Ray and I pretty much knew what the car was worth and that it had sat there all winter. We had already agreed on our final offer. We dickered a bit until I asked the salesman what was his very best price for a cold cash sale.

He asked us to wait until he spoke to his manager. A few moments later he came back with a deal Ray and I could live with and, I said, young fella, you’ve got yourself a deal. Ray and me will be back the tomorrow morning with the cash, and pick up the car.

 A Bottle of Quarters

A Bottle of Quarters

Ray and me had fits of giggling all the way home. We parked the truck, grabbed a pair of shovels out of the barn, and headed for the back paddocks where we commenced digging. For fifteen years we’d been saving quarters in pickling jars, and burying them in the paddock, believing it was safer there than in the bank. We dug for most of the rest of the day, emptying the jars into bushel baskets, and setting them in the back of our truck. When we were satisfied we’d enough money to pay for the Caddy we tied a tarp over the bed of the truck, put the shovels away, and went into the house for a couple of good whiskey’s and supper.

Next morning we drove downtown and parked our truck next to the Caddy, now  sitting outside the front door of the dealership, freshly washed, and waiting for us to claim her. The young man caddycame out, all smiles, and greeted us with a handshake. We went into the dealership and signed papers. When it came to the money part I said it was outside waiting for them.

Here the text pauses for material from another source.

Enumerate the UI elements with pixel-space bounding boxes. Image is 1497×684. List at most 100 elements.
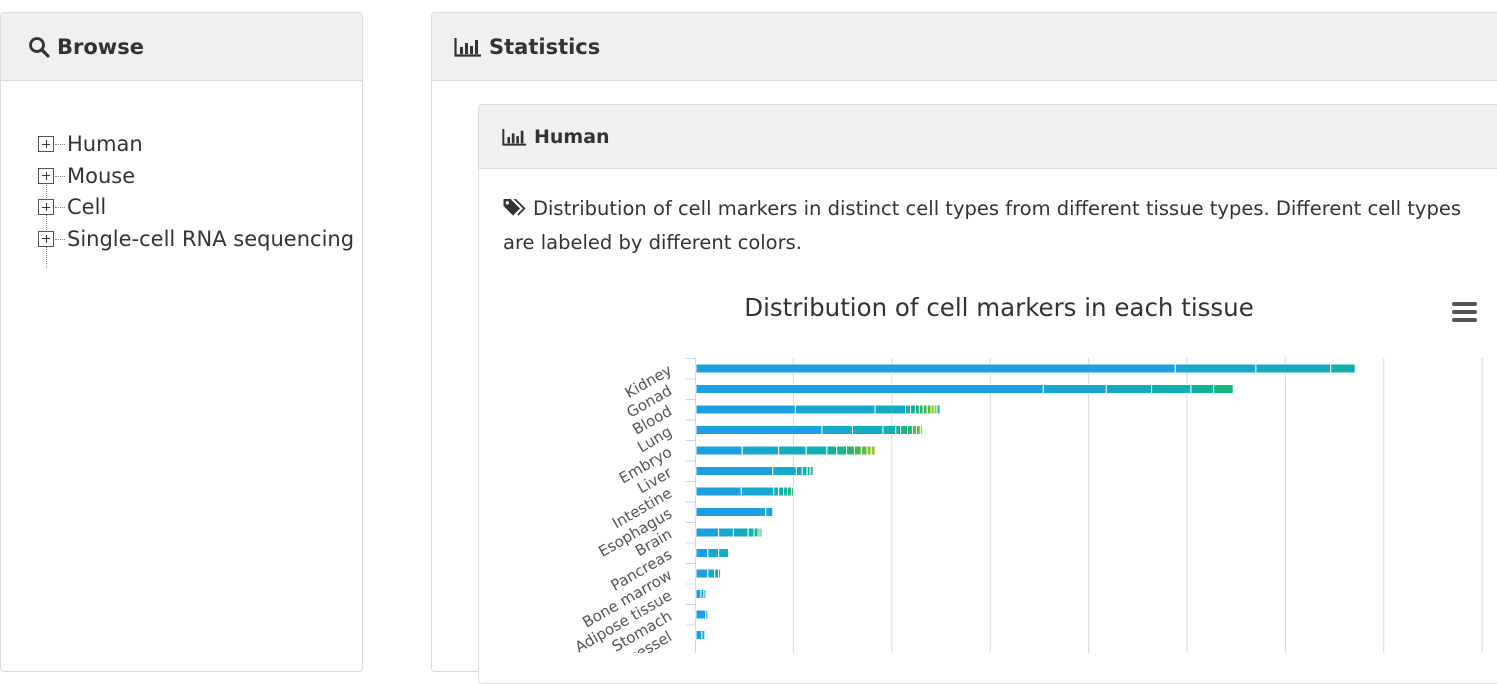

We walked back out to the truck and, with one swish, Ray and I pulled the tarp off the truck bed. There sat all those baskets, jammed tight and filled to overflowing with silver quarters, shining in the sunlight.

Here it is, I said, to the astonished young man who was now grinning ear to ear, just like we promised, cold cash!”

When we were done laughing about her cold cash deal, she said,

“Here’s another story for you.  Did I ever tell you about the time we got a trade price for one of our trucks? I promised to bring it in the next morning but that night me and Ray switched out the engine with one of the older trucks on the farm.  Never did hear a thing about that, always wondered!”

That was Dot, a woman to be reckoned with, who had a little bit of larceny in her   horse trader heart!